Sunday, 15 October 2017

Review Young Frankenstein


Young Frankenstein
Book by Mel Brooks and Thomas Meehan
Music and Lyrics by Mel Brooks
Based On The Story And Screenplay by Gene Wilder and Mel Brooks

Mel's Show Of Shows (Again 😉)
https://www.nimaxtheatres.com/shows/young-frankenstein/

Young Frankenstein is an odd re-animated creature. Mel Brooks, of course, comes with a guaranteed store of goodwill from his  fans.  So  a lot of the audience will come to Young Frankenstein determined to enjoy it.

Professor Frederick Frankenstein - Les Miserables' veteran Hadley Fraser - is quizzed on his grandfather's experiments by his keen research students.

After singing a eulogy to the organ in the body that he loves best - Yes, "You can bet your ass on the brain!", - and a fond farewell to his fiancée (a splendid Dianne Pilkington), he arrives at his family's Transylvanian family seat.
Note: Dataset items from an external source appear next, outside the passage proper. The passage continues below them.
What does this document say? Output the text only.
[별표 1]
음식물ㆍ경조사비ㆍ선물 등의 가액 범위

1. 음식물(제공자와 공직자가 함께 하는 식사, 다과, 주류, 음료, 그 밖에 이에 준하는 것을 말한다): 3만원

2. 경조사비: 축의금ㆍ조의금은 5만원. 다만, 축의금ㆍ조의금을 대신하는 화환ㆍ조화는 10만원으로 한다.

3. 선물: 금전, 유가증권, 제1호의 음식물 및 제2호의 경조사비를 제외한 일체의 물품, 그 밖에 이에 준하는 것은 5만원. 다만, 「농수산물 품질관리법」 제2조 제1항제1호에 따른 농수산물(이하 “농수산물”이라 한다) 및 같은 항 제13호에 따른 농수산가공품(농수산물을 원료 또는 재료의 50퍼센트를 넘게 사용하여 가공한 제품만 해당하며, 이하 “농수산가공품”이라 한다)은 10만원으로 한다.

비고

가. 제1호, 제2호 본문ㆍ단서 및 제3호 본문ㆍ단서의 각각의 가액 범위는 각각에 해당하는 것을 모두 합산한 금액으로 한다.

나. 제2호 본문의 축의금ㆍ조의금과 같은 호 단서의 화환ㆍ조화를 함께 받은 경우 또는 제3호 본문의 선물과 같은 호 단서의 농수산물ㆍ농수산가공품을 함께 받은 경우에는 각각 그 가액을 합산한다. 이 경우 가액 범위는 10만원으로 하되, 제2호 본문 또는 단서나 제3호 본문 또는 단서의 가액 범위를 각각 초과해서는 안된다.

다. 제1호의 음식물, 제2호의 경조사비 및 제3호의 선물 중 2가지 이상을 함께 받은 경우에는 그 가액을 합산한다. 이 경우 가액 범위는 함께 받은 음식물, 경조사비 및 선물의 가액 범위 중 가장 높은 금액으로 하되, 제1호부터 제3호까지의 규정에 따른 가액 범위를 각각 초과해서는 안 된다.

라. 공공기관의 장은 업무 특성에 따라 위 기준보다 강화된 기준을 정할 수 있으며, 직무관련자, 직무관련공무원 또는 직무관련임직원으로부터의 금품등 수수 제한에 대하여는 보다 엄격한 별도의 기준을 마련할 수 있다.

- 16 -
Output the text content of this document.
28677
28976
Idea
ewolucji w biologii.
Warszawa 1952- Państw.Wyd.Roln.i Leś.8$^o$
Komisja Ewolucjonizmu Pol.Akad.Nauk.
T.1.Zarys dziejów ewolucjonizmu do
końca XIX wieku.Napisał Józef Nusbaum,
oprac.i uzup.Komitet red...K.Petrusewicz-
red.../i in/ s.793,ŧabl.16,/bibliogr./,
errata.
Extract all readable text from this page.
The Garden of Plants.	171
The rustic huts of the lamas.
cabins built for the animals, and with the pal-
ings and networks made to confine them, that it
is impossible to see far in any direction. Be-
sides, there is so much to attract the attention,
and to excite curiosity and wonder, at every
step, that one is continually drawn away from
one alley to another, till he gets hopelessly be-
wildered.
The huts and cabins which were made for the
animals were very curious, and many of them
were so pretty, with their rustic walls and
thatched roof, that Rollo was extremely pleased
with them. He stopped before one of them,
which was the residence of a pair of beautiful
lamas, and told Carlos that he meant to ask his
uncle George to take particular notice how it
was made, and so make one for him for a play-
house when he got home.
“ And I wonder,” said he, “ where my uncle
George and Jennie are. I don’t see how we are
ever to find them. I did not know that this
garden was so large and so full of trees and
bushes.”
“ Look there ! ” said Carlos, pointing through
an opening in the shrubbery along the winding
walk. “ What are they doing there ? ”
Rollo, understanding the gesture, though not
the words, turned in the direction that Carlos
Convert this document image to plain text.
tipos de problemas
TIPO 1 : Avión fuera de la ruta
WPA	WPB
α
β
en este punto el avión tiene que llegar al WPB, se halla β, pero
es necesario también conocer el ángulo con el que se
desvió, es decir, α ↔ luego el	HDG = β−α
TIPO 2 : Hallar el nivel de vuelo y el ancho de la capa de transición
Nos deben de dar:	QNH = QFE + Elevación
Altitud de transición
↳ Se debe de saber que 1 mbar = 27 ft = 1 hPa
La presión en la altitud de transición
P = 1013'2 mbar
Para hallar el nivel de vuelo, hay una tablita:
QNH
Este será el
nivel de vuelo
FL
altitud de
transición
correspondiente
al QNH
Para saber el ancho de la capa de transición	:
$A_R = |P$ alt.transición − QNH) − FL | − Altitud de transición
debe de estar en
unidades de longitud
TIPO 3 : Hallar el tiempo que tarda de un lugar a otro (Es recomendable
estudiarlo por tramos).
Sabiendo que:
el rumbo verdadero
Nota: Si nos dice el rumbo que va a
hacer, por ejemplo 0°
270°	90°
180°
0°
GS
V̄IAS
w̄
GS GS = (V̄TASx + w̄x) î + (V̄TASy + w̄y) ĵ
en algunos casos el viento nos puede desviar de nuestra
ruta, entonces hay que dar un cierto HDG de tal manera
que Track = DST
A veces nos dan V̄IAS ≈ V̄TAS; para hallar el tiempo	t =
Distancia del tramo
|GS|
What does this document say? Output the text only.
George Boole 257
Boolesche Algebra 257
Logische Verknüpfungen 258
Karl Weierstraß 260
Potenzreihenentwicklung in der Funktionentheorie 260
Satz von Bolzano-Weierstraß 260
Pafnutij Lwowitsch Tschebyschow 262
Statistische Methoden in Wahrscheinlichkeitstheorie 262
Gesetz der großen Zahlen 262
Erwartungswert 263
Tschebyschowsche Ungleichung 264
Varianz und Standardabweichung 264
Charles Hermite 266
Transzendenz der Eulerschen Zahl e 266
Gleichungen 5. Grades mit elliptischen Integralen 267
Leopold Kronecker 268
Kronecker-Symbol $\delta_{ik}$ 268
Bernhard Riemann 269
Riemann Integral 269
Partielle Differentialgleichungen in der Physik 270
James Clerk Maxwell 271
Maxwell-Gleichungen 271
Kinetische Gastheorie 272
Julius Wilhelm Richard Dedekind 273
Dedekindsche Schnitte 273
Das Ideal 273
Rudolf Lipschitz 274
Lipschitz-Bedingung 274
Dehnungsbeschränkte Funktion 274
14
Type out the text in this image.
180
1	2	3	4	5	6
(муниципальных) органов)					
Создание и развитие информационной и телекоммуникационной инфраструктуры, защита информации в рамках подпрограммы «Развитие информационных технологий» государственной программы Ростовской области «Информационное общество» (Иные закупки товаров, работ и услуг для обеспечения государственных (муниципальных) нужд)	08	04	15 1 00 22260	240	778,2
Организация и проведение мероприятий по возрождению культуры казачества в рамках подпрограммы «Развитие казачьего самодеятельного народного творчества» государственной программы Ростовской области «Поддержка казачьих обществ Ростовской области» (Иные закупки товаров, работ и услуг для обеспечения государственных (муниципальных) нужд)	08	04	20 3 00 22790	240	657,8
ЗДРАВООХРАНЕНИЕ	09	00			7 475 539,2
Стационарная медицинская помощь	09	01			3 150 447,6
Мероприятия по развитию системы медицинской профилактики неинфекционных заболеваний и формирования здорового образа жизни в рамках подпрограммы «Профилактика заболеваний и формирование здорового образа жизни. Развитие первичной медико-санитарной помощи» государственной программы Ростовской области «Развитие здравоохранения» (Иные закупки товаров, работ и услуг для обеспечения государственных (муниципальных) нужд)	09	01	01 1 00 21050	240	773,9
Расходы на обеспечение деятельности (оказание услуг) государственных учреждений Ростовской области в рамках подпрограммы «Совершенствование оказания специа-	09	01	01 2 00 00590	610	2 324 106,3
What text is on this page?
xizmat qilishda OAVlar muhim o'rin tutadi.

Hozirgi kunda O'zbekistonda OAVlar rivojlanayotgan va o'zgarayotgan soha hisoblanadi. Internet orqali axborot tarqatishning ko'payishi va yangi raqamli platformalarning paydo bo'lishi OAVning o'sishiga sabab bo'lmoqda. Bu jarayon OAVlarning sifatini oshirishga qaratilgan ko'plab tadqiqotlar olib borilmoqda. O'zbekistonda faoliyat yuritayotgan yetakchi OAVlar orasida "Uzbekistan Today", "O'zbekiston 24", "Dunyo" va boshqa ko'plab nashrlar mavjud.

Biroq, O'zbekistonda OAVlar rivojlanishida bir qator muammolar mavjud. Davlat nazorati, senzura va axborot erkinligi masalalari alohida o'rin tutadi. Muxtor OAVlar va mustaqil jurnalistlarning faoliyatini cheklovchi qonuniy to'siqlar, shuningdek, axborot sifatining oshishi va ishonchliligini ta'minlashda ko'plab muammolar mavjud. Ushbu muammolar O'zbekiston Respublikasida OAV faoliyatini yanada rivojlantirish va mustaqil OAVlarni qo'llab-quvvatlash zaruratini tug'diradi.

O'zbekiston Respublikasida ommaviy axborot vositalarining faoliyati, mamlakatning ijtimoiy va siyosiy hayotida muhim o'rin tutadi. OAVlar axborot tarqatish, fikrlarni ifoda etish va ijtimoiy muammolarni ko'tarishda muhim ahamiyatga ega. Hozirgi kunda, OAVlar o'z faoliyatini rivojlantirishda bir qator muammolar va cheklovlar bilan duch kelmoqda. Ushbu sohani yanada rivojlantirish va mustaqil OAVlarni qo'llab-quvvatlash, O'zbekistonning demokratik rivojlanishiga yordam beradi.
There he's greeted by Igor - comedian Ross Noble in a career-making performance. He's a family retainer who sounds like a non-bitter remnant of the ups and downs of would-be moguls of old Hollywood, "My grandfather worked for your grandfather!".

And of course there's leggy and busty blonde Inga (yes, Summer Strallen, a Brooksian Swedish blonde who's a Transylvanian lab assistant!). She introduces the American professor to a cleverly animated roll in the hay and the animation of high kicks.

Add to this musical theatre test tube concoction the stern housekeeper (Lesley Joseph) who announces with Beethoven 5th-Symphony-like- bravado "He Vas My Boyfriend!". Oh and of course Grandpa Victor's "How To" book on brain transfer and raising the dead for Frederick to follow and you have a rollicking tale.

It all proceeds wih the precise timing of an 1970s' adult nostalgia-fest pantomine, ideal for the forthcoming Happy Holiday season.  All over the world, judging from this Spanish language Mel Brooks' episode of The Simpsons!

Offensive? More out of context  - compared with the already retro black and white movie, that is.

In 1974, there were still folks alive who knew people who made the original movie and the movie manages to be both a parody and an appreciation of its creators' filmmaking skill.

If  you're under 40 and not an aspiring comedy writer or film student who has swotted up on Mel Brooks, here's the trailer of the movie.

As it is, it's an enjoyable, well-choreographed stage show with the broadbrush highlights of the movie kept, but it does become rather a different creature.

Once one could have chuckled and said how non-PC it all was, even though that already felt retro some years ago.  Now with the son of Woody Allen and Mia Farrow breaking the latest (very serious and, for want of a better word, incestuous) movieland scandal,  it feels like a tough time for bawdy humour and satire. 
 
Young Frankenstein the musical is slick and laugh-inducing with the involuntary reflex reactions to tried and trusted vaudeville and sketch humour honed on Sid Caesar's TV shows.

TLT still kicks herself for guffawing, for there's something mildly re-heated about it all. But the timing, verbal and physical, is impeccable, as befits the work of a seasoned writer, as well as pianist and drummer - Brooks was taught by Buddy Rich before he turned stand up comedian, gag and sketch writer.

It all slots satisfyingly into place There's the direction and dance routines of Susan Stroman. There's the cartoony design from Beowulf Borritt (he of Microsoft advertisement fame in case you don't believe anyone with a name like that can exist!). Excellent sound design from Gareth Owen and musical director Andrew Hilton leading the nine-piece band make the kitsch songs easy-listening.

There's even a shameless emotional manipulation of our emotions making us feel sorry for Shuler Hensler's monster never quite getting to grips with his Stein - oh, sorry, beer tankard - and  remaining thirsty while others drink. But finally the monster is transformed into a Broadway star ...     

In some ways it's as if Mel Brooks, aged 91, is being buried alive very, very comfortably,  with his stone (that's Stein in German) tombstone reading, "He was (is) a genius!" 

The thing is, he is. A genius, that is. In that he represents the spirit of a time - the Catskills comedians thrust into the brave new (or at times cowardly and cowering) world of  television in the 1950s and 1960s with something of the involuntarily television salaciousness whirling around us now and it's an amber/green light.